The fact is that there has never been a more exciting time to be part of the electrotechnical industry.
It is a time of dynamic change as dramatic as that experienced by Edison, Westinghouse and Tesla.
And while these titans built major industrial conglomerates from the innovative science that fascinated and engrossed them, young people today can build challenging, worthwhile and rewarding careers in the electrical industry. The skills that are needed in the fast-paced and continually developing electrotechnical sector are as complex and demanding as those required for most levels of a traditional university degree.
That is why SELECT has been running a sustained campaign to have the status of electricians raised
to that of a profession and to have Protection of Title, meaning people would have to be fully trained and
highly qualified to be able to operate in the field.
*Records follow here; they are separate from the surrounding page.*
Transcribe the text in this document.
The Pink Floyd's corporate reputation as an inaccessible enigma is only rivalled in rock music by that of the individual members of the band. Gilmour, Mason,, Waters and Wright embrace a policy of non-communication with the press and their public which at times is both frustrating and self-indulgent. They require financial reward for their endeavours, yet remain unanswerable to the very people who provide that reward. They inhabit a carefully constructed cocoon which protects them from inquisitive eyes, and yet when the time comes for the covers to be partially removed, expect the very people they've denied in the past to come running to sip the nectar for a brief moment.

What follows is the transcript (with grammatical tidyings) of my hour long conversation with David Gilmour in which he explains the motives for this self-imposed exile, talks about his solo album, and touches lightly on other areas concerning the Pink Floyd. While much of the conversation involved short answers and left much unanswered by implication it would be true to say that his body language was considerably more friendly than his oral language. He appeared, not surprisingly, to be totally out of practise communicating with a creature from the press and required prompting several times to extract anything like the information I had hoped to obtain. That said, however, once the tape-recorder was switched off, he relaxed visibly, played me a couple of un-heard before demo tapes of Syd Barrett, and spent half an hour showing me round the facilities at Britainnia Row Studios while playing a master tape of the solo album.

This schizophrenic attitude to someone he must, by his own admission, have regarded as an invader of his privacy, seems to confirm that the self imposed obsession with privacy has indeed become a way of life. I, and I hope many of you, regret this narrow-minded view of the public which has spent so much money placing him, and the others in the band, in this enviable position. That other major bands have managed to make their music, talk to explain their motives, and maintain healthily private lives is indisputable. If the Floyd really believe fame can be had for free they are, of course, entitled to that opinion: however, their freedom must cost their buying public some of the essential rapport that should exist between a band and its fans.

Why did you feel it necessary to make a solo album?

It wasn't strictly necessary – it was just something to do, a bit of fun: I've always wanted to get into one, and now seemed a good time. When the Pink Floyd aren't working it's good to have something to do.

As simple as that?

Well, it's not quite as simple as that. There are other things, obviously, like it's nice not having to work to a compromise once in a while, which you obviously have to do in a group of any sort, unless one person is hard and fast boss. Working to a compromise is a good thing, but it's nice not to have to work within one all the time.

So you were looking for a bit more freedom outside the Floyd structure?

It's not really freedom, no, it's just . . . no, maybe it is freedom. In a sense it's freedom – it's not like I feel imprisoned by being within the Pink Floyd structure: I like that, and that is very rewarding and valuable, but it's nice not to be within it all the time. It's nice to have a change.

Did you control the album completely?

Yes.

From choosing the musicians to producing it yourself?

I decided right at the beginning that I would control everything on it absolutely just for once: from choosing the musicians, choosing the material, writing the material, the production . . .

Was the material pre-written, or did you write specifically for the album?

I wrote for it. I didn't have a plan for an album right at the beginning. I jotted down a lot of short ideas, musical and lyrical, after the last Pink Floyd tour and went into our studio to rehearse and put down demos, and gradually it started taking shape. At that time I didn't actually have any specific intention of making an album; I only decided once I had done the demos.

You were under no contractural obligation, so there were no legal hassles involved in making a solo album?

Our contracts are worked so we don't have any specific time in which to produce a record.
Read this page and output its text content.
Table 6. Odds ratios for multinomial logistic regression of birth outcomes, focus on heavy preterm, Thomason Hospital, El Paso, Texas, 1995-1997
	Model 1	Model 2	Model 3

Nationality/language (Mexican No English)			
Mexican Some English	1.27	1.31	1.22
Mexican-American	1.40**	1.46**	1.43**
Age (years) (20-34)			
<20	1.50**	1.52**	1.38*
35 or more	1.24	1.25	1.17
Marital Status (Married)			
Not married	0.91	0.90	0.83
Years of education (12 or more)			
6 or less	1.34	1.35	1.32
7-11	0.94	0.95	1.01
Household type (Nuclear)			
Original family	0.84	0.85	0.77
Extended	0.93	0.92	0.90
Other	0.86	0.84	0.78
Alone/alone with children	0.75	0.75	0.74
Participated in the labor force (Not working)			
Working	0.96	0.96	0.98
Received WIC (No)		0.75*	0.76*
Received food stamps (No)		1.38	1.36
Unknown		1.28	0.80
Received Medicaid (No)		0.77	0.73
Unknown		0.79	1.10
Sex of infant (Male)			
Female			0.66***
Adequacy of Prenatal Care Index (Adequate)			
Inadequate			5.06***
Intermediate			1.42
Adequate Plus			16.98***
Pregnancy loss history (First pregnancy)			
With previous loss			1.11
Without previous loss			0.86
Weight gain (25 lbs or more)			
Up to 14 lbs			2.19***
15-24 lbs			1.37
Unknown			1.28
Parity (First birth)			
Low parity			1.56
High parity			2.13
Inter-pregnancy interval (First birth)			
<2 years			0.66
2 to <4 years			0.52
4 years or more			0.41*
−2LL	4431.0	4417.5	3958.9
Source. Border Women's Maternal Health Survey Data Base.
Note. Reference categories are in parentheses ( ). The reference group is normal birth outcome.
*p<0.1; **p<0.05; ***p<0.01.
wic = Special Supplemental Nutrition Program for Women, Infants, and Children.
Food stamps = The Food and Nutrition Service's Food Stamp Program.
In the early days of electricity, safety was something of a trial and error scenario, with the error part tending to be fatal. These days safety is the vital core of the industry, the first and last consideration in all work undertaken.
This is another reason that only professionally qualified and accredited people should be able to undertake work in a field which is of such primary importance to us all.
It is difficult to know at this distance in time whether the early pioneers of electricity knew how radically they were going to change the world.
But it is encouraging to know that the current generation of electricians can continue to change it for the better.